I've been trying to formulate a post myself but you said it so well I don't need to.

I just want to add that DID isn't excluded from what you said. It's basically the same,alters are just"parts" and avoidance to the extreme. They're not actual,real people inside afterall. And integration is basically the same too.
 

Movingforward10

MyPTSD Pro
Thank you all.

I feel like I need to mull all this over. I wonder if that is becuase I'm not anywhere near any of it?

Re my name change. I did a lot of work with my T before I did it, to work out if I was trying to be someone else and distance me from trauma. I think there is an element of trying to distance myself from it. But mostly it feels like reclaiming me. My parents didn't "choose" my name, they just made do (in my opinion) and it never fit me at all. My chosen name feels like me.
And I wondered what this whole body feeling was.

But to be honest: I'm not sure I know anything at all! What I think I feel and know, turns out I don't.
🤷
 

Digz

MyPTSD Pro
For me, integration involved a slow progress, but it didn't need for me to be aware of all of my parts.
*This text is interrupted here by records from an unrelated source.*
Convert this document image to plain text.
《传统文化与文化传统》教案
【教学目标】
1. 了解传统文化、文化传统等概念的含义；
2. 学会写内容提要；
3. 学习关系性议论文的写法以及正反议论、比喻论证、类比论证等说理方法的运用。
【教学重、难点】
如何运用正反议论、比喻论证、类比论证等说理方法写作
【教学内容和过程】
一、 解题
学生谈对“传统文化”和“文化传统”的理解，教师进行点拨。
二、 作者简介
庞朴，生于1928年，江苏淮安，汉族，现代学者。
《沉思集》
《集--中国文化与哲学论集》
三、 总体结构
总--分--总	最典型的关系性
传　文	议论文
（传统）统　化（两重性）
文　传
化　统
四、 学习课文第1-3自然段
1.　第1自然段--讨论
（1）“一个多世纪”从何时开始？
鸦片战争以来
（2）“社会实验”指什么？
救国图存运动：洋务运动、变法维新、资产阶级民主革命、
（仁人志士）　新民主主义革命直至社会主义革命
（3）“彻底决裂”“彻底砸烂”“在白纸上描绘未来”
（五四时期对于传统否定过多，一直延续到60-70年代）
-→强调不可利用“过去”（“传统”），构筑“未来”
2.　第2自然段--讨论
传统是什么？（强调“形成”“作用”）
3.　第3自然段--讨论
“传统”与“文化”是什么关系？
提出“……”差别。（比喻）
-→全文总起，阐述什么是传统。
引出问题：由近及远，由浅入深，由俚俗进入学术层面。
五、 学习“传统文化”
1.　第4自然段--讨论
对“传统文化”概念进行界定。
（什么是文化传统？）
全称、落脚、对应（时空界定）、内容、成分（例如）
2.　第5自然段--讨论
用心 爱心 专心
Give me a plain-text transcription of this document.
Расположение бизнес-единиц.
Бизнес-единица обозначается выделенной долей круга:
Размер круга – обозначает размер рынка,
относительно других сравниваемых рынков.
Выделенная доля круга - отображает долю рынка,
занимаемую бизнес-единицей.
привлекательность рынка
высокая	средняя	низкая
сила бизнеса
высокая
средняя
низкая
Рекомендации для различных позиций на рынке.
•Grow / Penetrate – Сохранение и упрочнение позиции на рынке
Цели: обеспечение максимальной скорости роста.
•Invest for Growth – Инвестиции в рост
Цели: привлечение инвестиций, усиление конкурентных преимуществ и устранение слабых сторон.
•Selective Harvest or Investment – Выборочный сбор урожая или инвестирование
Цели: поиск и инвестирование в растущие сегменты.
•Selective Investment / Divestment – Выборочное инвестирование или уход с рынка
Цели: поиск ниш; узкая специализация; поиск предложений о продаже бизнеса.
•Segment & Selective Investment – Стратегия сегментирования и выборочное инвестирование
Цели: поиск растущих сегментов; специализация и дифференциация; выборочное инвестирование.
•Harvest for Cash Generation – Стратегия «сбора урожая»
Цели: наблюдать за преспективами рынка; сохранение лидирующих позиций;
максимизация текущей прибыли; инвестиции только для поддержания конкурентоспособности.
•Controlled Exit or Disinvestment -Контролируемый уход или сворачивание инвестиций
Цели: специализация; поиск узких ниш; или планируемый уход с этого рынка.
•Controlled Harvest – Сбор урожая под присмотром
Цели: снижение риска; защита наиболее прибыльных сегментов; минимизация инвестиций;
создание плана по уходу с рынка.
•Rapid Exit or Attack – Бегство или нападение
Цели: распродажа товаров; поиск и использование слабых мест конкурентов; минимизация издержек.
I don't think that I am still aware of all my parts. In a way, I'm not sure whether you can ever be sure you know them all, in my experience that is, might be different for others.
I have only had one part 'integrate' and disappear. It was a child part and it involved a long process of talk therapy and working through memories. It involved that part being able to finally feel safe and accepted. How it worked with my child part is that they actually grew older the more we worked through things. Eventually this part became an adult and then wanted to explore the world. My other child parts still refer to her as being on 'holiday' as they couldn't handle the idea of integration. Integration can often be a difficult word for people with DID and their parts. It can be viewed as a form of death and sometimes I think it's important to be careful with the word as depending on the person and the parts it can work detrimentally if they see that the ultimate goal of therapy is for them to 'disappear' or 'die'.